Still, the metro area’s average occupancy rate in 2023 (84.5%) was lower than in 2020 (88.2%), according to the CBRE data. In the city of St. Louis alone, the occupancy rate was 77.4% last year.

Also, the amount of sublease on the market totaled 2.1 million square feet in the fourth quarter of 2023 — among the highest it’s been over the past decade, a sign that corporations believe they don’t need office space. 

But that marks a decline in subleasing from the start of 2023, suggesting that companies have figured out their office needs and the market is stabilizing, said Joshua Allen, CBRE’s Midwest research manager. 

“I think we’ve seen the apex,” Allen said.

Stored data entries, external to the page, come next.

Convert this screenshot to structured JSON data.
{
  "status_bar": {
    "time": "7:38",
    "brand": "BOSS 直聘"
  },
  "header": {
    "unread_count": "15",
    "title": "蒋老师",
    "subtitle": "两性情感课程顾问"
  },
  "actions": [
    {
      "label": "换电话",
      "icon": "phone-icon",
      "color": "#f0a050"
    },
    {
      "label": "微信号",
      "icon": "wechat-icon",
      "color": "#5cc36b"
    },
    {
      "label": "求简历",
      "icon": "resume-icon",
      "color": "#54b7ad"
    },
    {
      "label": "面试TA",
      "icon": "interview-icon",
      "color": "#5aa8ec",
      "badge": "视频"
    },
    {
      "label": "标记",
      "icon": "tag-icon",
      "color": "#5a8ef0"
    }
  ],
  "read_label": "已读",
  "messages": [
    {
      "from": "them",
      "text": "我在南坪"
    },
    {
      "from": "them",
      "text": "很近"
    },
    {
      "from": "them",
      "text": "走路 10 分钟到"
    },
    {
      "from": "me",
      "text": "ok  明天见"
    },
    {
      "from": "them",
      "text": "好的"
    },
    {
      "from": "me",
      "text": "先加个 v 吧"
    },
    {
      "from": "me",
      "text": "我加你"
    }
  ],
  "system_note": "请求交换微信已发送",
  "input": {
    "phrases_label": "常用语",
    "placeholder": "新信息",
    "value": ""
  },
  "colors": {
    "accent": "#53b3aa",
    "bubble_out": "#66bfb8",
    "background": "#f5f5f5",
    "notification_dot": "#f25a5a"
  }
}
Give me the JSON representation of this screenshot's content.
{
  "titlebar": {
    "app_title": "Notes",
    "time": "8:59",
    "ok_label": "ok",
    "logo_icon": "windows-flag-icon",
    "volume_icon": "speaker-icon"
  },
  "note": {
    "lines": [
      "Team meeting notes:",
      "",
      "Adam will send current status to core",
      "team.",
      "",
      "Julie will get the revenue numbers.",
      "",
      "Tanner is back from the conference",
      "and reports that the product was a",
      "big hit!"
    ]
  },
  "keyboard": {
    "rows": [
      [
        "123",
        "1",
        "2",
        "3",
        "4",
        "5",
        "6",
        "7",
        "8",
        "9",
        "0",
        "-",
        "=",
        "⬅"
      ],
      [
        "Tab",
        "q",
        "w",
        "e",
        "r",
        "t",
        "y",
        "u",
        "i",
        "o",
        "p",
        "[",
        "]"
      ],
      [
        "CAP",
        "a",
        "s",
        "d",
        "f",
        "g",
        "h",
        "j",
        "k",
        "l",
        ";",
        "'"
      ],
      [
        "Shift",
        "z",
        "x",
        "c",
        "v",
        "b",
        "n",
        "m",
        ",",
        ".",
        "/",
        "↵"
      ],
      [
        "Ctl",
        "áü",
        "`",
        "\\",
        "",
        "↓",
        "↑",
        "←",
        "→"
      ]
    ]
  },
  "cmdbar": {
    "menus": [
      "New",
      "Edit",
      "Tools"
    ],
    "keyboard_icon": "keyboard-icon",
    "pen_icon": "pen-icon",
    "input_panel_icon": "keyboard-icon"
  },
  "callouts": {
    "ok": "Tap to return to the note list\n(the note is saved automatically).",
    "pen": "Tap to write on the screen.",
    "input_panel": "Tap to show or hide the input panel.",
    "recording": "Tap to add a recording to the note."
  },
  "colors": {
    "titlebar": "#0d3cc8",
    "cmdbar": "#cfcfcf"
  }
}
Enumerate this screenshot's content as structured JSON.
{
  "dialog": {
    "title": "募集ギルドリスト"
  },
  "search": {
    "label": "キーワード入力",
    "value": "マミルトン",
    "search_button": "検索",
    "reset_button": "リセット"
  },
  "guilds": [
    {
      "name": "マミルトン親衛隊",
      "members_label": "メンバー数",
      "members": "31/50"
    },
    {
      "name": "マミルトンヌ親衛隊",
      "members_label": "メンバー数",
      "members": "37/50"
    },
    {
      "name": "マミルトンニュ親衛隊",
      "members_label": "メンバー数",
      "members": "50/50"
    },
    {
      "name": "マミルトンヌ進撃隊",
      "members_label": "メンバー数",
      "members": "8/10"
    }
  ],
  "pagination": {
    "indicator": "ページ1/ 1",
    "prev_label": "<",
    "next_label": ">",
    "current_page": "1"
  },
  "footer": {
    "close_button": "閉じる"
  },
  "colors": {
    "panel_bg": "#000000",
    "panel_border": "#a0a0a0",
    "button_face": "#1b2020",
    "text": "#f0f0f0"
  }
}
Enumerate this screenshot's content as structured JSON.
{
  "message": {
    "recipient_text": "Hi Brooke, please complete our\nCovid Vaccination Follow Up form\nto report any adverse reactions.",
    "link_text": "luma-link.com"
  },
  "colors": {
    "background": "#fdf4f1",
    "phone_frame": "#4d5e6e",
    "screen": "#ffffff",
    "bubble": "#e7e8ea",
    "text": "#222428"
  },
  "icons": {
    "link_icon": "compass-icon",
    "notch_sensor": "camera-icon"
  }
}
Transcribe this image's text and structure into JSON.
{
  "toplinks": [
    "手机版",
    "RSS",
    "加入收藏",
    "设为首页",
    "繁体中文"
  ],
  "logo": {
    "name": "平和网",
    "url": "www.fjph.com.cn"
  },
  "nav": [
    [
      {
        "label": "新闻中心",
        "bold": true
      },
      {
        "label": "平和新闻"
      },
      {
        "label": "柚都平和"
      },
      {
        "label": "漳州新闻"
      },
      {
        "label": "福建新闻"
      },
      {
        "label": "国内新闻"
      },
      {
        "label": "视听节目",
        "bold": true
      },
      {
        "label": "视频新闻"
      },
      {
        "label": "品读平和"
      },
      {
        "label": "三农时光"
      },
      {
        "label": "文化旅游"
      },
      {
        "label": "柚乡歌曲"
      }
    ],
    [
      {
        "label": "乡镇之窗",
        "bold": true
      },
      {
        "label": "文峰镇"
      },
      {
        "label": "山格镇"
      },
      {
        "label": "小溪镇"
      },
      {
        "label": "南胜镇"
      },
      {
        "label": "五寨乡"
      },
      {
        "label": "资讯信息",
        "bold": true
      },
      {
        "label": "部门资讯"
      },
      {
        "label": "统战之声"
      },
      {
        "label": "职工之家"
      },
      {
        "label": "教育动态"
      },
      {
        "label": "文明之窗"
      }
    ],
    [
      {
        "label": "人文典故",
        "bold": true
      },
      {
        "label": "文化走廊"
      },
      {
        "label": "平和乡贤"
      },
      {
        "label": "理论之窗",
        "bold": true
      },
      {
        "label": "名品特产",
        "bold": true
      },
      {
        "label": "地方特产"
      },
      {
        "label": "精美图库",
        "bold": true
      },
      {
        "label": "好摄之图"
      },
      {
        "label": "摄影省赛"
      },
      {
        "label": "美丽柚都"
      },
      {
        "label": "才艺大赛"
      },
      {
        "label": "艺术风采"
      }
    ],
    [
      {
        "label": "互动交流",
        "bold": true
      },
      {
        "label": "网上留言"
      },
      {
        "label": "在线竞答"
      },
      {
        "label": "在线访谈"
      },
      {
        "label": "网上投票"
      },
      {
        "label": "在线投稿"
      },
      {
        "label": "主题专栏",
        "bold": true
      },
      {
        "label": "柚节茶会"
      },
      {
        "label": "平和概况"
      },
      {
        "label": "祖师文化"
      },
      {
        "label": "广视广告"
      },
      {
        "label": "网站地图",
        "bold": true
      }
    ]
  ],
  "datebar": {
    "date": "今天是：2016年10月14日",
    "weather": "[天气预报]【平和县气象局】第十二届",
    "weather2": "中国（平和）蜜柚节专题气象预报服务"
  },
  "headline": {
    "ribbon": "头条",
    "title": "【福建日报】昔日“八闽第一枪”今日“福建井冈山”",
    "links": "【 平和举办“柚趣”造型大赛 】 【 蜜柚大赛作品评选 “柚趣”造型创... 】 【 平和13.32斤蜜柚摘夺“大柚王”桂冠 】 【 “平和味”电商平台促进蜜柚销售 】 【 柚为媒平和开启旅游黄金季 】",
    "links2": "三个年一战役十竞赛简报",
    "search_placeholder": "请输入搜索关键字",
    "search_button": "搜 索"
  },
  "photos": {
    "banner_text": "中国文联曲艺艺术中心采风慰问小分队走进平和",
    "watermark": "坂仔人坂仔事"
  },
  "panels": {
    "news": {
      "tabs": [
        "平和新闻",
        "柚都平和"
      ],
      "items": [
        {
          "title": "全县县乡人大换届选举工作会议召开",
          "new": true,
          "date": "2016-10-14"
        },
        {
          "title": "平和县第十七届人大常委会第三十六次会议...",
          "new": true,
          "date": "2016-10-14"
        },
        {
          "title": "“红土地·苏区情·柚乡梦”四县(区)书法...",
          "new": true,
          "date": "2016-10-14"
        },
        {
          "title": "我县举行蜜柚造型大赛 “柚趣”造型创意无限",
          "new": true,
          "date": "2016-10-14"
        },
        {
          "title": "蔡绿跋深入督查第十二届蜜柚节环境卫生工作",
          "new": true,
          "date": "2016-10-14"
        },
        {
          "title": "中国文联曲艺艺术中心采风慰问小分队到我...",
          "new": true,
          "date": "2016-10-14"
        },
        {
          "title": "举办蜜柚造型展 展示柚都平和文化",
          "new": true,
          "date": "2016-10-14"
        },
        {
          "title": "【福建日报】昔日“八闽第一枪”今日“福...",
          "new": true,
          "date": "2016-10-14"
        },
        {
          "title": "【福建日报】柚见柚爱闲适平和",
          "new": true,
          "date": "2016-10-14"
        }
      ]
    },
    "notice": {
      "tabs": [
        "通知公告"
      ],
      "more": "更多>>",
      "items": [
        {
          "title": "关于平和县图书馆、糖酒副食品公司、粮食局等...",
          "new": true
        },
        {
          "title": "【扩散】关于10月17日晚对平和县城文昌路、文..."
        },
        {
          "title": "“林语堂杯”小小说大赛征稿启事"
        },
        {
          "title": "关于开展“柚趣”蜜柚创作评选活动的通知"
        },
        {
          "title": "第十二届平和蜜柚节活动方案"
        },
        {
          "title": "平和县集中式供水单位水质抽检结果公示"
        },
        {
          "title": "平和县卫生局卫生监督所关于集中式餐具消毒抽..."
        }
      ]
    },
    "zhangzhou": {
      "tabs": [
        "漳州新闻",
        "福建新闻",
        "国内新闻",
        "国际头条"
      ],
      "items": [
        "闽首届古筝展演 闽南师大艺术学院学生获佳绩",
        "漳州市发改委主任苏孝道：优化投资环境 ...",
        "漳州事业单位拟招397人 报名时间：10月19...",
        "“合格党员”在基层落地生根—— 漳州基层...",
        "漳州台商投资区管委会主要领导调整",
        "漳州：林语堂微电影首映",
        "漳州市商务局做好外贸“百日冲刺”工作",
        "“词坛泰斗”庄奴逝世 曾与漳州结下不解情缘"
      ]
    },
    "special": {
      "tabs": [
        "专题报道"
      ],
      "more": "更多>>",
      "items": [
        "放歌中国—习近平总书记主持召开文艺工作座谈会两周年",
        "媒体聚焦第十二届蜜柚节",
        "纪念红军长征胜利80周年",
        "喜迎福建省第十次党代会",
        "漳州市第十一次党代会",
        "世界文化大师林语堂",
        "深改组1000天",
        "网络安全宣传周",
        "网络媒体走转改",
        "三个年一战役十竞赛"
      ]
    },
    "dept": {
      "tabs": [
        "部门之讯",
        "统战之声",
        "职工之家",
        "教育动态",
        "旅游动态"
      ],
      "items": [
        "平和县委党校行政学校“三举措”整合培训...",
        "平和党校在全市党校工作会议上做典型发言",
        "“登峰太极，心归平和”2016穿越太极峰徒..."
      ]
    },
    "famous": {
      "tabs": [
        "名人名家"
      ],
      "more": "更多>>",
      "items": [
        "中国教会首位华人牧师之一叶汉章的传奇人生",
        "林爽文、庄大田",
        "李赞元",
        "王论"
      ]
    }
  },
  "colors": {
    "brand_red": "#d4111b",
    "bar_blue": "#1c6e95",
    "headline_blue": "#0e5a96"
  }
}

Tracy Hadden Loh, who researches commercial real estate for the Brookings Institution, doesn’t see signs of a “doom loop” in cities other than New York. But she says St. Louis is part of a group of cities experiencing a “flight to quality,” with companies ditching older office spaces for new buildings with modern amenities.

“The very best product in the very best locations is doing great,” Loh said. “Everything else is having a hard time.”



‘Seeing rates rise’

Struggles to retain or fill office space can vary by parts of the region. And some areas point to signs of resilience.

For example, sales tax revenues are rising in some cities with big office hubs, such as Clayton and Town and Country.